I dunno where you got that information? Well, according to the documentory i just watched, Austrias initial invasion of Serbia was a dismal failure once they met the main serbian army fortified in the high ground.
Only when they had German and Bulgarian (well one of those countries that the name starts with 'B') help later on in the war, did they succeed.
However, I have no reason to insist that documentory is correct and you are wrong, after all, i didn't make the documentory, i just watched it!
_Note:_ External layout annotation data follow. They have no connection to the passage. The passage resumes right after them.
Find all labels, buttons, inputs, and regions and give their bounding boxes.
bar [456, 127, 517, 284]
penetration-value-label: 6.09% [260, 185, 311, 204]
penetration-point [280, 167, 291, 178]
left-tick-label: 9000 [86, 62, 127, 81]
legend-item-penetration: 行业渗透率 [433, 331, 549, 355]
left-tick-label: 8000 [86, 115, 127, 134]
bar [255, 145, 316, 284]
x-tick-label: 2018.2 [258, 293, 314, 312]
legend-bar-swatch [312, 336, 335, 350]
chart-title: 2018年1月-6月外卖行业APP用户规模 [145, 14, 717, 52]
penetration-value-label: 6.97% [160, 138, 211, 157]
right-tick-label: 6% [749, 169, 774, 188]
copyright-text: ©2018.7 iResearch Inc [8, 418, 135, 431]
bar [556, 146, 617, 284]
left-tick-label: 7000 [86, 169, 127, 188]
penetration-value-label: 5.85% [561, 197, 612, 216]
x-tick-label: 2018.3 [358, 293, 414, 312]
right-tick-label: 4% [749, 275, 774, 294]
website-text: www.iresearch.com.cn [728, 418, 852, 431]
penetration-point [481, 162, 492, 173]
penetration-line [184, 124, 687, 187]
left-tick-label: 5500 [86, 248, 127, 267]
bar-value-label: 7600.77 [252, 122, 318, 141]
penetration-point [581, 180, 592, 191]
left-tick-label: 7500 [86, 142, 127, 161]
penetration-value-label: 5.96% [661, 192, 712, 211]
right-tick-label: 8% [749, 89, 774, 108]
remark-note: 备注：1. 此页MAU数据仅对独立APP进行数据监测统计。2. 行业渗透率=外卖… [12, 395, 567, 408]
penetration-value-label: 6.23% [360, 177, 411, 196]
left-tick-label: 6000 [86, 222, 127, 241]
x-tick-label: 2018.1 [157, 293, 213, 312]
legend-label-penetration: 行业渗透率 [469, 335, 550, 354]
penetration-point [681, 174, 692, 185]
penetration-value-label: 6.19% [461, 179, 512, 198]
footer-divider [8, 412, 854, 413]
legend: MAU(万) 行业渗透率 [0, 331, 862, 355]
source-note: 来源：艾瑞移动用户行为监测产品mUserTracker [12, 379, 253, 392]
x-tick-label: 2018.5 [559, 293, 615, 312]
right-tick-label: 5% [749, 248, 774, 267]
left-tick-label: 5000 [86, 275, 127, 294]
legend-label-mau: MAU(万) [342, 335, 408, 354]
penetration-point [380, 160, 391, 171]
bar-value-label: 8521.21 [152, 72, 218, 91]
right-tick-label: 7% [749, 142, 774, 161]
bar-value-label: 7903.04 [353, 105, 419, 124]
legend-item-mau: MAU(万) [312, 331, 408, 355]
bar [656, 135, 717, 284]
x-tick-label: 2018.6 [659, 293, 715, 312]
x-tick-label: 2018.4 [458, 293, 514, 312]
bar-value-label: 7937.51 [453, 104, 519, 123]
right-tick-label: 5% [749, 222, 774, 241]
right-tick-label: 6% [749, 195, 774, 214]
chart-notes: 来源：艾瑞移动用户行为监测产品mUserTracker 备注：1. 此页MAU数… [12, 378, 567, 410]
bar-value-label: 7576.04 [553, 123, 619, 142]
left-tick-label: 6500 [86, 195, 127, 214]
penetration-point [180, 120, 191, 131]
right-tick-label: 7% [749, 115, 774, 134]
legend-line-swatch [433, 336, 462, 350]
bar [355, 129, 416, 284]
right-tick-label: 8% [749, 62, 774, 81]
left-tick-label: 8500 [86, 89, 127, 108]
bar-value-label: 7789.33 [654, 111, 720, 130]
Okay... I don't know if I saw the 1-hour television special you saw, but I do have a Major in History that took me several years of college to obtain, plus a backlog of over 30 years of reading history privately... I might know one or two things about the first World War compared to what you learned in an hour or two of the boob-tube... Obviously you seem to (wrongly) think the following:
1) Serbia beat Austria's initial invasion in a vacuum outside all outside interference. The fact Austria was also at war with Russia had no impact what-so-ever on Austria's ability to bring war to Serbia.
2) Serbia brushed-off Austria's assault like it was nothing, taking little to no casualties.
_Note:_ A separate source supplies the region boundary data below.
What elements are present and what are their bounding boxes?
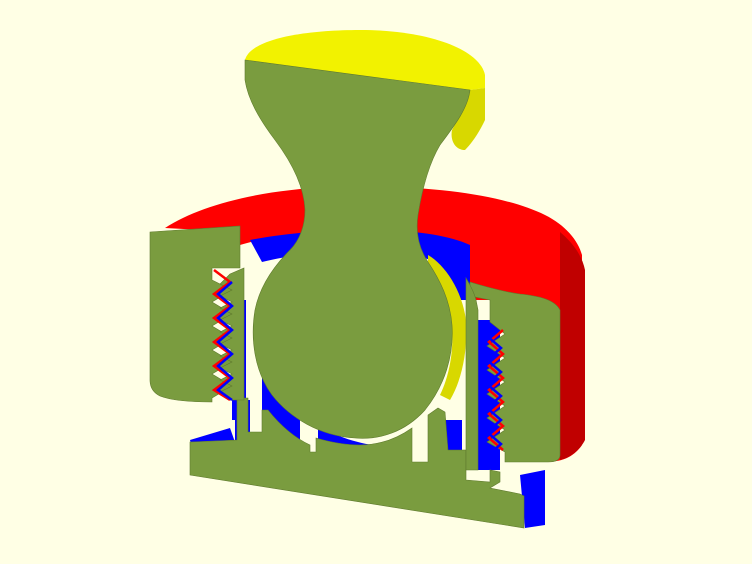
knob-top-ellipse [245, 30, 485, 90]
thread-line-left-red [211, 269, 233, 402]
cap-top-ring [165, 186, 582, 462]
thread-line-left-blue [215, 281, 234, 402]
base-thread-right [465, 276, 479, 471]
knob-cut [244, 59, 471, 439]
knob-top-surface [245, 30, 485, 400]
base-flange-right [520, 470, 545, 528]
threaded-cap-surface [165, 186, 585, 462]
thread-line-right-blue [485, 335, 503, 457]
knob-ball-side [428, 255, 467, 400]
cap-left-wall-cut [149, 225, 241, 403]
base-cut [189, 397, 525, 529]
knob-top-side [451, 88, 485, 150]
section-cut-face [149, 59, 561, 529]
thread-lines [211, 269, 505, 457]
cap-side [560, 232, 585, 460]
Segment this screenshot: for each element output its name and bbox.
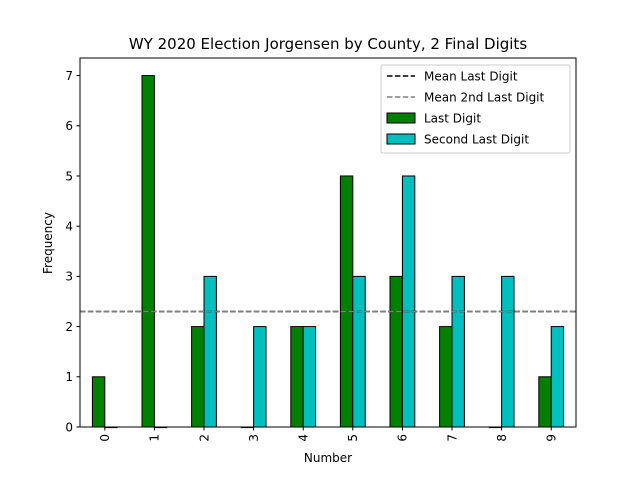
bar-second-last-digit-9 (550, 326, 565, 428)
legend-swatch-second-last-digit (386, 133, 416, 145)
chart-title: WY 2020 Election Jorgensen by County, 2 … (129, 35, 527, 53)
bar-last-digit-4 (290, 326, 304, 428)
y-tick-label: 7 (65, 69, 73, 83)
bar-last-digit-2 (191, 326, 205, 428)
legend-label-second-last-digit: Second Last Digit (424, 133, 529, 147)
x-tick-label: 5 (346, 434, 360, 442)
x-tick-label: 9 (545, 434, 559, 442)
legend-label-mean-last-digit: Mean Last Digit (424, 70, 518, 84)
y-tick-label: 4 (65, 219, 73, 233)
x-tick-label: 4 (297, 434, 311, 442)
bar-second-last-digit-7 (451, 275, 465, 428)
axes-frame (79, 57, 577, 428)
x-tick-label: 6 (396, 434, 410, 442)
x-tick-label: 8 (495, 434, 509, 442)
bar-second-last-digit-2 (203, 275, 217, 428)
bar-last-digit-0 (91, 376, 106, 428)
y-tick-label: 5 (65, 169, 73, 183)
legend-label-last-digit: Last Digit (424, 112, 481, 126)
y-axis-label: Frequency (41, 212, 55, 274)
bar-second-last-digit-8 (501, 275, 515, 428)
x-tick-label: 3 (247, 434, 261, 442)
bar-last-digit-5 (339, 175, 354, 428)
bar-last-digit-1 (141, 75, 155, 428)
y-tick-label: 1 (65, 370, 73, 384)
y-tick-label: 2 (65, 320, 73, 334)
legend-box (380, 64, 571, 154)
x-axis-label: Number (304, 451, 352, 465)
bar-last-digit-7 (439, 326, 453, 428)
legend-label-mean-2nd-last-digit: Mean 2nd Last Digit (424, 91, 545, 105)
bar-second-last-digit-3 (253, 326, 267, 428)
plot-area: 0 1 2 3 4 5 6 7 0 1 2 3 4 5 6 7 8 9 (65, 57, 577, 442)
bar-second-last-digit-4 (302, 326, 317, 428)
legend-swatch-last-digit (386, 112, 416, 124)
y-tick-label: 0 (65, 420, 73, 434)
y-tick-label: 3 (65, 270, 73, 284)
x-tick-label: 2 (197, 434, 211, 442)
legend: Mean Last Digit Mean 2nd Last Digit Last D… (380, 64, 571, 154)
bar-last-digit-9 (538, 376, 552, 428)
x-tick-label: 1 (148, 434, 162, 442)
bar-last-digit-6 (389, 275, 403, 428)
x-tick-label: 7 (445, 434, 459, 442)
x-tick-label: 0 (98, 434, 112, 442)
bar-second-last-digit-6 (401, 175, 416, 428)
y-tick-label: 6 (65, 119, 73, 133)
bar-second-last-digit-5 (352, 275, 366, 428)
3) You assume Serbia could only be defeated when Austria gained outside support from tiny
Bulgaria, but you do not assume the opposite, that Serbia without
Russia's 3,115,000 men in the front lines when war was declared on Austria and shared a common border with them did not help Serbia. Austria diverted huge resources to counter the Russians, but that doesn't matter, I suppose.
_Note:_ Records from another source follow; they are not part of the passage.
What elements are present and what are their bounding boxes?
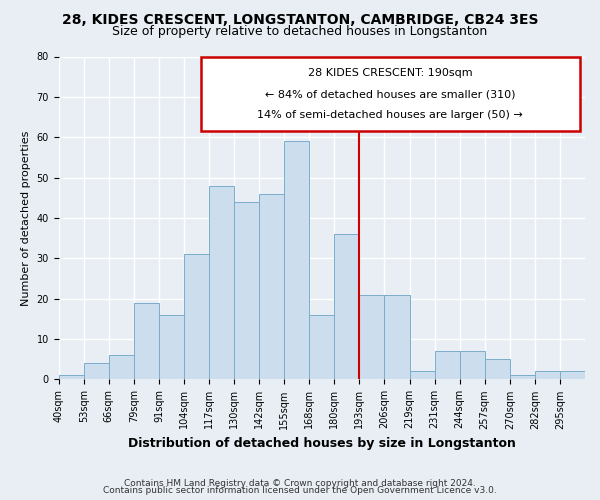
Bar bbox=[410, 372, 434, 380]
Bar bbox=[560, 372, 585, 380]
Text: Size of property relative to detached houses in Longstanton: Size of property relative to detached ho… bbox=[112, 25, 488, 38]
Text: Contains public sector information licensed under the Open Government Licence v3: Contains public sector information licen… bbox=[103, 486, 497, 495]
Bar bbox=[234, 202, 259, 380]
Text: Contains HM Land Registry data © Crown copyright and database right 2024.: Contains HM Land Registry data © Crown c… bbox=[124, 478, 476, 488]
Bar bbox=[84, 364, 109, 380]
Bar bbox=[109, 355, 134, 380]
Y-axis label: Number of detached properties: Number of detached properties bbox=[21, 130, 31, 306]
FancyBboxPatch shape bbox=[201, 56, 580, 131]
Bar bbox=[309, 315, 334, 380]
X-axis label: Distribution of detached houses by size in Longstanton: Distribution of detached houses by size … bbox=[128, 437, 516, 450]
Bar bbox=[209, 186, 234, 380]
Text: ← 84% of detached houses are smaller (310): ← 84% of detached houses are smaller (31… bbox=[265, 90, 515, 100]
Bar bbox=[184, 254, 209, 380]
Bar bbox=[259, 194, 284, 380]
Bar bbox=[59, 376, 84, 380]
Text: 28, KIDES CRESCENT, LONGSTANTON, CAMBRIDGE, CB24 3ES: 28, KIDES CRESCENT, LONGSTANTON, CAMBRID… bbox=[62, 12, 538, 26]
Bar bbox=[485, 360, 510, 380]
Bar bbox=[460, 351, 485, 380]
Bar bbox=[159, 315, 184, 380]
Bar bbox=[385, 294, 410, 380]
Bar bbox=[535, 372, 560, 380]
Text: 28 KIDES CRESCENT: 190sqm: 28 KIDES CRESCENT: 190sqm bbox=[308, 68, 473, 78]
Bar bbox=[510, 376, 535, 380]
Bar bbox=[359, 294, 385, 380]
Bar bbox=[334, 234, 359, 380]
Bar bbox=[134, 302, 159, 380]
Bar bbox=[434, 351, 460, 380]
Text: 14% of semi-detached houses are larger (50) →: 14% of semi-detached houses are larger (… bbox=[257, 110, 523, 120]
Bar bbox=[284, 142, 309, 380]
In fact the Serbian Army was decimated towards the end of the war, falling from about 420,000 at its peak to about 100,000 at the moment of liberation (after it was conquered). The Kingdom of Serbia lost 725,000 inhabitants during the war (both army and civilian losses), which represented over 17% of its overall population.
You had stated in your initial hypothesis based on a single documentary that Serbia alone (population 4.7 million), in a vacuum could defeat the Austro-Hungarian Empire (57 million) without either nation having outside influence. I state, with a lot of history to back me up, that's a very preposterous assumption.